# farewell to ATI



## Jaskanwar Singh (Jan 16, 2011)

1985: The Founding - Picture Story - Tom's Hardware


----------



## asingh (Jan 16, 2011)

^^
Really nice read. Seeing the chronological line up and development of a brand. My exact card featured in there too...! 

Thanks.


----------



## rajan1311 (Jan 16, 2011)

good read..thanks...

surprised they did not mention 4850, was a good seller i think..


----------



## vickybat (Jan 16, 2011)

Still amd will use the radeon brand anyway. They have the expertise to produce great cards in the future.


----------



## asingh (Jan 16, 2011)

^^
It was not Radeon which was removed. ATI is out.


----------



## vickybat (Jan 16, 2011)

Yaa.... gonna miss that symbol though. That red and white symbol looked great.

So from now on its amd radeon right?


----------



## thetechfreak (Jan 16, 2011)

gonna miss ATI and also the symbol..legendary..


----------



## Liverpool_fan (Jan 16, 2011)

ATI for me is synonymous to buggy drivers and poor support for Linux. Thing have improved tremendously since the AMD takeover. Hopefully with the name change, we have an omen for superb Linux support.


----------



## coderunknown (Jan 16, 2011)

rajan1311 said:


> good read..thanks...
> 
> surprised they did not mention 4850, was a good seller i think..



HD48** series named as a whole & remember what reviewers told about HD4850 when first launched? it was one hot card. using a single slot cooler for a highend card is never good (custom coolers were used later). small flat fan, perfect for making a cup of coffee 



vickybat said:


> Yaa.... gonna miss that symbol though. That red and white symbol looked great.

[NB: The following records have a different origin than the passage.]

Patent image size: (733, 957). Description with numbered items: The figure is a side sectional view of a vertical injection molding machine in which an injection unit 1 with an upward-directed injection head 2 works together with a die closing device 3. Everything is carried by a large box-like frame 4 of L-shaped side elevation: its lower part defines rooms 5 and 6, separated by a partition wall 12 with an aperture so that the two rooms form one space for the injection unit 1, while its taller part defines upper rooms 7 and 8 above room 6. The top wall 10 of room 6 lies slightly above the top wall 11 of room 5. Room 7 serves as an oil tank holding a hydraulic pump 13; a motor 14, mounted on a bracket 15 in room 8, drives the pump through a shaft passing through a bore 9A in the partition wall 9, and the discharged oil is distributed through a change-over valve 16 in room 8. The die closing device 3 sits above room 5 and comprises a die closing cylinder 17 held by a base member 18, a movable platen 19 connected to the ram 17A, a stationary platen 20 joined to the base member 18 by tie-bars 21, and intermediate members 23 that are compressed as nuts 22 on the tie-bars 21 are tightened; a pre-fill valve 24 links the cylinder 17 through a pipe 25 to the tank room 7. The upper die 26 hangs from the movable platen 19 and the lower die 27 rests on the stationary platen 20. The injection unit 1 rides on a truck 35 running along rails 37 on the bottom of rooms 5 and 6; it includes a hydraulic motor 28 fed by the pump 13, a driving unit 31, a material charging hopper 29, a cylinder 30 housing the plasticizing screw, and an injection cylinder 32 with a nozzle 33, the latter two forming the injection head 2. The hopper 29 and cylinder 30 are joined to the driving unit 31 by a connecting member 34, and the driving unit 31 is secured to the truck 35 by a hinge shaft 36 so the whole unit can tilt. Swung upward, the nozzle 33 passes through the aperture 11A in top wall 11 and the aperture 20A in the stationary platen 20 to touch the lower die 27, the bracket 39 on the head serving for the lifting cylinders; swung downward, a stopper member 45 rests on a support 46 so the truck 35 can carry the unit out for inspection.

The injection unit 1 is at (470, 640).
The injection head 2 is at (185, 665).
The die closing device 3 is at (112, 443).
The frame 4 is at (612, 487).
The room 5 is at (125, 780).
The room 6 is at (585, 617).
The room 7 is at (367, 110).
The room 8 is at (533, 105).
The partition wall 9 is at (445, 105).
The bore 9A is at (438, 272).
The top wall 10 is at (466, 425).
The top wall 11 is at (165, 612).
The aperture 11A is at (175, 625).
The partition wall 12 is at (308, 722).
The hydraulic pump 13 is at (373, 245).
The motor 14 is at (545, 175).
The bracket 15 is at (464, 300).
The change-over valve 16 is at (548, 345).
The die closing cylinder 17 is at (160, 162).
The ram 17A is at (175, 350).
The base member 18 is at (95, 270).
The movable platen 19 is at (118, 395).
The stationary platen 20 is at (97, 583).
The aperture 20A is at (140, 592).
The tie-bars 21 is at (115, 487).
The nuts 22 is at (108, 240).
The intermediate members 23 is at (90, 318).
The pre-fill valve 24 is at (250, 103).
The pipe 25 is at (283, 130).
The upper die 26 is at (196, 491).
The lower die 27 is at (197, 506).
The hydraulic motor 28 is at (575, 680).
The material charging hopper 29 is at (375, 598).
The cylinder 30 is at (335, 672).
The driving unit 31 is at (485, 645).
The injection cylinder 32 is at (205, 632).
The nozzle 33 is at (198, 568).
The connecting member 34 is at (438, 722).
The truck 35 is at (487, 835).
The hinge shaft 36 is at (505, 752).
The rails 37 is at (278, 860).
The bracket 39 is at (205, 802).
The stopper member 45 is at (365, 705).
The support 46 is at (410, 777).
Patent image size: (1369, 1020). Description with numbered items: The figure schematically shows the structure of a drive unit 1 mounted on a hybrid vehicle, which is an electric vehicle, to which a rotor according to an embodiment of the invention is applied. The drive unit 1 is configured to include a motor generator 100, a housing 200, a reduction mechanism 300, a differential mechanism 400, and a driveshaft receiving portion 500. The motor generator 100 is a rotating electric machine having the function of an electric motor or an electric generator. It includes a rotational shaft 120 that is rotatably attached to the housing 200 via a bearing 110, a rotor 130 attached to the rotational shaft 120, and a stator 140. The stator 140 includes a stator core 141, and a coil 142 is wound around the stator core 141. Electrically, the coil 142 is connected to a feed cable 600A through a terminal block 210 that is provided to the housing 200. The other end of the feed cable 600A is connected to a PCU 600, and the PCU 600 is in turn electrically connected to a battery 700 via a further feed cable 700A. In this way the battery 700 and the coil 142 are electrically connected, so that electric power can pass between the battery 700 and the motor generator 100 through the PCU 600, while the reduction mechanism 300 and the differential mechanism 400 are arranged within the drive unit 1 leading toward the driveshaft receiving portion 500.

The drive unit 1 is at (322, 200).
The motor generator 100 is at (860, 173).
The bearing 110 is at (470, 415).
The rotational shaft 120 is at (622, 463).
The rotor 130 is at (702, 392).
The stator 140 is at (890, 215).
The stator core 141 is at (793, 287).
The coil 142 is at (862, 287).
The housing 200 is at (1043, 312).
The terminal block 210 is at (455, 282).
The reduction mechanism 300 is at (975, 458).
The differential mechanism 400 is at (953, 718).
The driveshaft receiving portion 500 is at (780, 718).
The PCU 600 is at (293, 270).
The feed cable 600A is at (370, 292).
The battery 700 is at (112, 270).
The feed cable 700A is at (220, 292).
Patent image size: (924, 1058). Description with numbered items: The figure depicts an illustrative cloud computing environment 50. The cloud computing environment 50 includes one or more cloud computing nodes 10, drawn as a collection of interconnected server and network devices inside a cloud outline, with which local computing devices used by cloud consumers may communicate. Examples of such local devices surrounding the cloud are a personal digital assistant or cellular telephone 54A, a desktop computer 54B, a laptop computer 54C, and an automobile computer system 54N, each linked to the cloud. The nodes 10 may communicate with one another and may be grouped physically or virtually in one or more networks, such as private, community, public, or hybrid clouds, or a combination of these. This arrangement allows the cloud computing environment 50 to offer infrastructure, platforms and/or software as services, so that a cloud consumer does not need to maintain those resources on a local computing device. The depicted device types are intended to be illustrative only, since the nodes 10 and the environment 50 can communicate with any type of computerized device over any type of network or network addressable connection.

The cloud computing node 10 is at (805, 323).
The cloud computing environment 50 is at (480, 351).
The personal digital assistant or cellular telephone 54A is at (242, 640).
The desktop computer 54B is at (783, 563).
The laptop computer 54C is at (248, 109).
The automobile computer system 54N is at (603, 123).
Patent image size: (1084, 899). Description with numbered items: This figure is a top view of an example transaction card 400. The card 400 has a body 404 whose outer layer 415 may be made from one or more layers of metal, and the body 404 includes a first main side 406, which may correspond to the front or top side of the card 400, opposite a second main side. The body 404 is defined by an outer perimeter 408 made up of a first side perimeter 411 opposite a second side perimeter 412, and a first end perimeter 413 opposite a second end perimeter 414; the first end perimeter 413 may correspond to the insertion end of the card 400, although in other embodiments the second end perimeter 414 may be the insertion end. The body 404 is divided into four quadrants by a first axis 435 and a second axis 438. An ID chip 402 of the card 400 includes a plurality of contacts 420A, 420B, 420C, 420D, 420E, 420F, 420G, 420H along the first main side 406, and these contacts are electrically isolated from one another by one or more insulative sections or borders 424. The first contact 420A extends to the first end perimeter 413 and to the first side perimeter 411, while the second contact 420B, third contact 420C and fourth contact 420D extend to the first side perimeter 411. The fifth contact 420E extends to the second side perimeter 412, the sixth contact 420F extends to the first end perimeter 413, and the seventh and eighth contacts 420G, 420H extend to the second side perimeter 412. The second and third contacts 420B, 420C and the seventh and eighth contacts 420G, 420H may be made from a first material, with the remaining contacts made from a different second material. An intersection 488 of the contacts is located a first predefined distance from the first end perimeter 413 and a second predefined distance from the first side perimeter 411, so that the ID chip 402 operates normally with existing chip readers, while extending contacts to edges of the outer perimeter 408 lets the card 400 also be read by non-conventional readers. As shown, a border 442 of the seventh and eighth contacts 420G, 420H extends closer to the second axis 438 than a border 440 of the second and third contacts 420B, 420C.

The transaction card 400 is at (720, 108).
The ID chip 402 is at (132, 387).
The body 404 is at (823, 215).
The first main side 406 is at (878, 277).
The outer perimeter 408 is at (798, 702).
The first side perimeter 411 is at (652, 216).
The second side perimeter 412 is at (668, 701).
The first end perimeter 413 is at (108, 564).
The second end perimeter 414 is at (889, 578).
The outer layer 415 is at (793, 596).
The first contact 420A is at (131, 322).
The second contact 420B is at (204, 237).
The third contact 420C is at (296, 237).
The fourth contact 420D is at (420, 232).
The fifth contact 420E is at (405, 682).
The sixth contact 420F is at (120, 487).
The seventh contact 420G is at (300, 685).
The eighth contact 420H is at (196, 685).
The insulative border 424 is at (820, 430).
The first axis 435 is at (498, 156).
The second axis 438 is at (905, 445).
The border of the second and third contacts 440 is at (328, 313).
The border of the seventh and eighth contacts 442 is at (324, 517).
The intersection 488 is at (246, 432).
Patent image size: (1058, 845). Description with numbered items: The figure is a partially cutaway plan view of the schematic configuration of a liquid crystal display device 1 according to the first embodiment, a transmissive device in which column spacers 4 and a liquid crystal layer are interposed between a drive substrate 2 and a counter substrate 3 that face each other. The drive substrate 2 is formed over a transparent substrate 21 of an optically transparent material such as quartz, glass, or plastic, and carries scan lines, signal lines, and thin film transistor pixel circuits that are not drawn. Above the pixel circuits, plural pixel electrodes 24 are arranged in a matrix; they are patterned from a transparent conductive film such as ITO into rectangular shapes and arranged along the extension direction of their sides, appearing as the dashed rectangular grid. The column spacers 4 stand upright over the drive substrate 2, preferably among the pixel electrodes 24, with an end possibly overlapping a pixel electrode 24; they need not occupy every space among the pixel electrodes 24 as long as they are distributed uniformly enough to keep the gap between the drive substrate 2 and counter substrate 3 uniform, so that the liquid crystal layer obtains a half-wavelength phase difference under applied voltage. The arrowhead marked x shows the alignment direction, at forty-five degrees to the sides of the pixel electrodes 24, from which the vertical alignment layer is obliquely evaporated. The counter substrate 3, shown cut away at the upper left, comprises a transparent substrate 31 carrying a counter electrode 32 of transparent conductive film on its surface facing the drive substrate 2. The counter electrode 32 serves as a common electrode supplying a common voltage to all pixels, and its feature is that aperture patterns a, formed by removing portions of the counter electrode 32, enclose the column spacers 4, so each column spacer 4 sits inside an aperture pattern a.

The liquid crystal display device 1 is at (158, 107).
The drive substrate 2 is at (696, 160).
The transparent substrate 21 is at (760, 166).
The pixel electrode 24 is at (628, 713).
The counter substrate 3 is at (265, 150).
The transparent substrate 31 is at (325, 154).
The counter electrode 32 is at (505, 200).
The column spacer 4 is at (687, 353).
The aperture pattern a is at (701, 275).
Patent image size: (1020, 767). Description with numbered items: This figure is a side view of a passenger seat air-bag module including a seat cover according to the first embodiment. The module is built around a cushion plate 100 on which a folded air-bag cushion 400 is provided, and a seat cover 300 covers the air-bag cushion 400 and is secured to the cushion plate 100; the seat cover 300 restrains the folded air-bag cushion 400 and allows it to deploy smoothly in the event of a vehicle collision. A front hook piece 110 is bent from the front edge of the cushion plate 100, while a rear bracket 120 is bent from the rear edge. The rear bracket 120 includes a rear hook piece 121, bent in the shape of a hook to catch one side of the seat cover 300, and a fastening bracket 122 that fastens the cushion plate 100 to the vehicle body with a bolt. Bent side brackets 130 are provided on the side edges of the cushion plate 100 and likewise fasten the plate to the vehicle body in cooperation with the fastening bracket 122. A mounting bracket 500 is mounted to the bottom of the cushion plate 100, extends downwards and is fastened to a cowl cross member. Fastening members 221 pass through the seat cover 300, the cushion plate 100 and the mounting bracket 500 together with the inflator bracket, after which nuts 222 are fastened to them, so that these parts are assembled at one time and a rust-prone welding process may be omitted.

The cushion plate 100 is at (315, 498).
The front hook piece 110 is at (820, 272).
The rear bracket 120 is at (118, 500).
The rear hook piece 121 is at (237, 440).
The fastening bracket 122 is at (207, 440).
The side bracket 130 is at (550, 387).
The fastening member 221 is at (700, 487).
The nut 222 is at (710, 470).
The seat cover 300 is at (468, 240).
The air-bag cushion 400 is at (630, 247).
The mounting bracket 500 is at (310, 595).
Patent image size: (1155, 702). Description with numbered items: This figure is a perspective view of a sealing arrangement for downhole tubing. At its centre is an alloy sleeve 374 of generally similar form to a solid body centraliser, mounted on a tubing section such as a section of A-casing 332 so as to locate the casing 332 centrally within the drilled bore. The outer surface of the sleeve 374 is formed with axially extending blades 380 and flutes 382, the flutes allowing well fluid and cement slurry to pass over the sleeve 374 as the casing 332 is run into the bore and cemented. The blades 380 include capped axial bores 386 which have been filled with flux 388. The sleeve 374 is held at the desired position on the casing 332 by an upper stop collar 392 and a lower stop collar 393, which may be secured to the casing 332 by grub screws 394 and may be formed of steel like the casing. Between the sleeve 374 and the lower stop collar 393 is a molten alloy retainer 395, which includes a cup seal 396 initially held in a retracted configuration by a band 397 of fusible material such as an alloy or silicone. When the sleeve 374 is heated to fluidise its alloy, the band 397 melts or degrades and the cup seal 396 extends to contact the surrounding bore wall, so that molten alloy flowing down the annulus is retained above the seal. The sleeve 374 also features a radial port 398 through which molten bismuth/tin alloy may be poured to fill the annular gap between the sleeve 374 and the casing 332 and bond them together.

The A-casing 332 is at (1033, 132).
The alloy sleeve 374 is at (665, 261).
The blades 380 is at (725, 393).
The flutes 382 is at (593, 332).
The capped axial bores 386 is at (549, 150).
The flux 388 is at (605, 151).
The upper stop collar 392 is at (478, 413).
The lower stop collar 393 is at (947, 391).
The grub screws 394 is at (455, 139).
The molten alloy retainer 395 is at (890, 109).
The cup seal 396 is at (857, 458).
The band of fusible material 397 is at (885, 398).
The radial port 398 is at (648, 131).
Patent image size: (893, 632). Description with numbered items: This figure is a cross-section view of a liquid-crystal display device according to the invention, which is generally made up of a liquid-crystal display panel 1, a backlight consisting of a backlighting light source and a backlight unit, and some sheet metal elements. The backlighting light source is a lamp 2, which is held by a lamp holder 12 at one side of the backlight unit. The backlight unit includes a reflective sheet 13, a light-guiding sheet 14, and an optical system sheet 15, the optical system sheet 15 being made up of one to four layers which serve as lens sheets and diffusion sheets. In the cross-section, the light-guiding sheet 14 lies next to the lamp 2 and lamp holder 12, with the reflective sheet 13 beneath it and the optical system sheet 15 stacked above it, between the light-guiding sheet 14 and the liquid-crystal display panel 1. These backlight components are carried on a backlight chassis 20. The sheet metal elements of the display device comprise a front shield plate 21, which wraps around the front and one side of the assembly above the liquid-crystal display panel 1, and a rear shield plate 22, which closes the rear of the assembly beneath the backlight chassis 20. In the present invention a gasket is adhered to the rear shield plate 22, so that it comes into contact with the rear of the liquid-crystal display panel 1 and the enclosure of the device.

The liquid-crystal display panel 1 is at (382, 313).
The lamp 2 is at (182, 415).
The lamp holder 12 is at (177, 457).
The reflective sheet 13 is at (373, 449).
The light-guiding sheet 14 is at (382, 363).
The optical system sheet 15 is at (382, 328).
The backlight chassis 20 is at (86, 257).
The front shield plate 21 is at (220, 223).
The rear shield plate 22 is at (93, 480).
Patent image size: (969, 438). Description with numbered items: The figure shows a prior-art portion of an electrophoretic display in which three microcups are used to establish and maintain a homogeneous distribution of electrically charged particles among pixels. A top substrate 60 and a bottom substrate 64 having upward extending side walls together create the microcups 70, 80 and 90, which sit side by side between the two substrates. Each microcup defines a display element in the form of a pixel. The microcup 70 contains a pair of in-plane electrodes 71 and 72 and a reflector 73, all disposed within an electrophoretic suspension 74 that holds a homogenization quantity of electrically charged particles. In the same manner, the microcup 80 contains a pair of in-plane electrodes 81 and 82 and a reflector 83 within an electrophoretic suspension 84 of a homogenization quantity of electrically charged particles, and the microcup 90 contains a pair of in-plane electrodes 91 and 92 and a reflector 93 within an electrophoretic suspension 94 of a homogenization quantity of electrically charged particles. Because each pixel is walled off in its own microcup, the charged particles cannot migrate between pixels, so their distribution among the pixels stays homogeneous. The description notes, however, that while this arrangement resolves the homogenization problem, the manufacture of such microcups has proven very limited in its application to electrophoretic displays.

luckily, i got ATI, not AMD.



vickybat said:


> So from now on its amd radeon right?



should be.


----------



## Jaskanwar Singh (Jan 16, 2011)

you are welcome asingh and rajan.


----------



## Piyush (Jan 16, 2011)

nice pick jassy
its been months since i visited TOMs


----------



## Jaskanwar Singh (Jan 17, 2011)

thanks baba


----------



## rajan1311 (Jan 18, 2011)

Sam.Shab said:


> HD48** series named as a whole & remember what reviewers told about HD4850 when first launched? it was one hot card. using a single slot cooler for a highend card is never good (custom coolers were used later). small flat fan, perfect for making a cup of coffee



Well, sometimes you could like that...when you hear you fan at full rpm while playing crysis, you kinda "feel" that its doing a lot of work and is one powerful card! Well, back then it did feel like that...


----------



## coderunknown (Jan 18, 2011)

yes, back than it was a nice performance card (still is, just out of stock) till it uses a custom cooler. BTW your card uses the reference cooler? if so, i may come to your place for a cup of coffee than


----------



## rajan1311 (Jan 18, 2011)

^anytime mate, just that even with stock cooler, it runs at just 70C in my new cabby. In my old cheapo cabby, it used to go around 107C,used it for almost 1 year at those temps,still runs like a champ !


----------



## coderunknown (Jan 19, 2011)

rajan1311 said:


> ^anytime mate, just that even with stock cooler, it runs at just 70C in my new cabby. In my old cheapo cabby, it used to go around 107C,used it for almost 1 year at those temps,still runs like a champ !



107C  so reviewers were really serious when they said this card do heats up really bad & may burn itself.


----------



## asingh (Jan 19, 2011)

^^
HD48xx series were made for one thing. 3D processing POWER. Rest of the metrics went out the window. Users still lapped them up...!


----------